OpenAI Launched its "Strawberry" o1 AI model

Last week, OpenAI launched its much-rumored “strawberry” AI model o1. Designed to excel in complex reasoning, problem-solving, and STEM fields like coding and mathematics, the o1 AI model represents a huge advancement from previous models, such as GPT-4 and GPT-4o. Unlike previous models that focus on speed, OpenAI’s o1 takes more time to think through its responses, which enhances its ability to solve harder problems.

This new series of “reasoning” is currently available in two versions: o1-preview and o1-mini.

Let’s have a look at the features and capabilities of this new OpenAI’s model and how is it better compared to other AI models.

Advanced Reasoning through “Chain of Thought”

The o1 model is built on a new approach known as “chain-of-thought” reasoning. This method allows the models to process queries step-by-step, breaking down complex problems into smaller parts, much like how humans think through challenges.

By mimicking human-like thought processes, o1 excels at tasks requiring intricate reasoning, such as multistep problem-solving in mathematics, scientific research, and coding.

In OpenAI’s testing, o1 outperformed GPT-4o by a significant margin, particularly in academic fields.

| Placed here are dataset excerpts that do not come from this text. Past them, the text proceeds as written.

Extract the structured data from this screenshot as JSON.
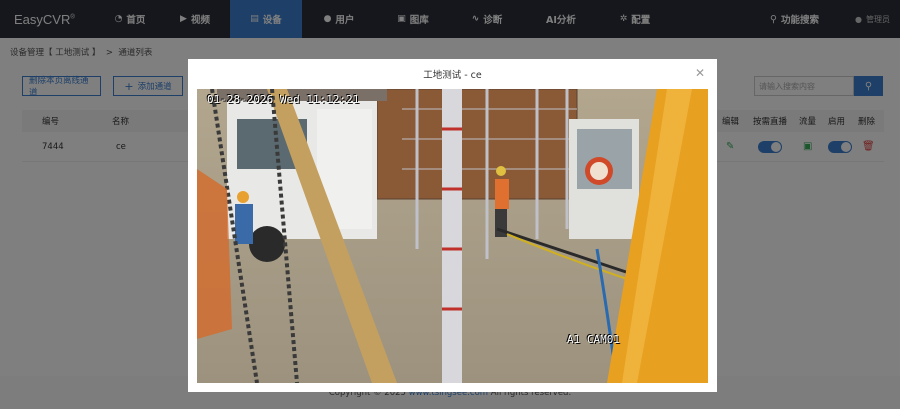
{
  "brand": {
    "name": "EasyCVR",
    "mark": "®"
  },
  "nav": {
    "items": [
      {
        "label": "首页",
        "icon": "dashboard-icon"
      },
      {
        "label": "视频",
        "icon": "play-icon"
      },
      {
        "label": "设备",
        "icon": "device-icon",
        "active": true
      },
      {
        "label": "用户",
        "icon": "user-icon"
      },
      {
        "label": "图库",
        "icon": "gallery-icon"
      },
      {
        "label": "诊断",
        "icon": "pulse-icon"
      },
      {
        "label": "AI分析",
        "icon": ""
      },
      {
        "label": "配置",
        "icon": "gear-icon"
      }
    ],
    "func_search": "功能搜索",
    "user": "管理员"
  },
  "breadcrumb": {
    "part1": "设备管理【 工地测试 】",
    "sep": ">",
    "part2": "通道列表"
  },
  "toolbar": {
    "delete_offline": "删除本页离线通道",
    "add_channel": "添加通道",
    "search_placeholder": "请输入搜索内容"
  },
  "table": {
    "headers": {
      "id": "编号",
      "name": "名称",
      "edit": "编辑",
      "ondemand": "按需直播",
      "flow": "流量",
      "enable": "启用",
      "delete": "删除"
    },
    "rows": [
      {
        "id": "7444",
        "name": "ce"
      }
    ]
  },
  "footer": {
    "prefix": "Copyright © 2025 ",
    "link": "www.tsingsee.com",
    "suffix": " All rights reserved."
  },
  "modal": {
    "title": "工地测试 - ce",
    "osd_time": "01-28-2026 Wed 11:12:21",
    "osd_cam": "A1  CAM01"
  },
  "colors": {
    "accent": "#3a7fd0",
    "nav_bg": "#2b2f38"
  }
}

For example, it achieved an impressive 83% success rate in a qualifying exam for the International Mathematics Olympiad, compared to GPT-4o’s 13%.

Improved Hallucination Mitigation

One of the main challenges with AI models like GPT-4 has been the issue of “hallucinations” i.e., generating false or unsupported information. OpenAI has addressed this with the o1 models through its enhanced reasoning process. By taking more time to think through problems step by step, o1 reduces the likelihood of providing inaccurate or misleading information.

However, the issue is not entirely resolved. OpenAI has acknowledged that while hallucinations have decreased, they still occur, and the team continues to work on mitigating this problem in its future updates.

Performance in STEM and Beyond

The o1 model shines in science, technology, engineering, and mathematics (STEM) applications. For example, o1 reached the 89th percentile in Codeforces, a competitive programming platform, showcasing its coding abilities.

Moreover, OpenAI trained the o1 models on a diverse range of public, proprietary, and custom datasets, giving these models a deep understanding of both general knowledge and specialized fields.

Safety and Alignment: A Top Priority

OpenAI has made significant strides in improving the safety and ethical alignment of its models with the o1 AI model. The model’s reasoning capabilities extend to its ability to follow safety guidelines more rigorously. By reasoning through context and applying ethical considerations, o1 significantly reduces its vulnerability to “jailbreaking” attempts, where users try to bypass safety measures. In safety tests, o1 scored 84 out of 100 on resistance to jailbreaking, far surpassing GPT-4o’s score of 22.

Additionally, OpenAI has partnered with AI safety institutes in the U.S. and U.K. to conduct careful testing and evaluations of o1, ensuring it adheres to high safety and alignment standards.

Cost and Accessibility

While o1-preview offers advanced capabilities, it comes with a higher price tag. The API for o1-preview costs $15 per 1 million input tokens and $60 per 1 million output tokens, significantly more expensive than GPT-4o. This makes it ideal for enterprise-level users or those who require advanced reasoning for specific high-stakes projects.

On the other hand, the o1-mini model offers a more budget-friendly alternative. At 80% lower cost than o1-preview, it remains highly effective for coding and reasoning tasks, making it accessible to educational institutions, startups, and smaller businesses.

What’s Next for o1 AI model?

The release of o1 AI model is just the beginning. OpenAI plans to continuously update and improve the o1 series, with enhancements to browsing, file and image uploads, and other advanced features on the horizon. Future updates will also aim to further refine the model’s reasoning abilities, reduce hallucinations, and expand its safety and ethical compliance.

“In our tests, the next model update performs similarly to PhD students on challenging benchmark tasks in physics, chemistry, and biology.”

OpenAI’s o1 preview and o1-mini are accessible to the ChatGPT Plus and Team users. The company plans to make o1-mini available to all ChatGPT Free users soon.

As OpenAI continues to refine and expand the o1 series, it is setting the stage for the next generation of AI models, moving ever closer to the goal of human-like intelligence. While it may be slower and more expensive than previous models, its ability to think like a human makes it a powerful tool for anyone needing deep, accurate reasoning.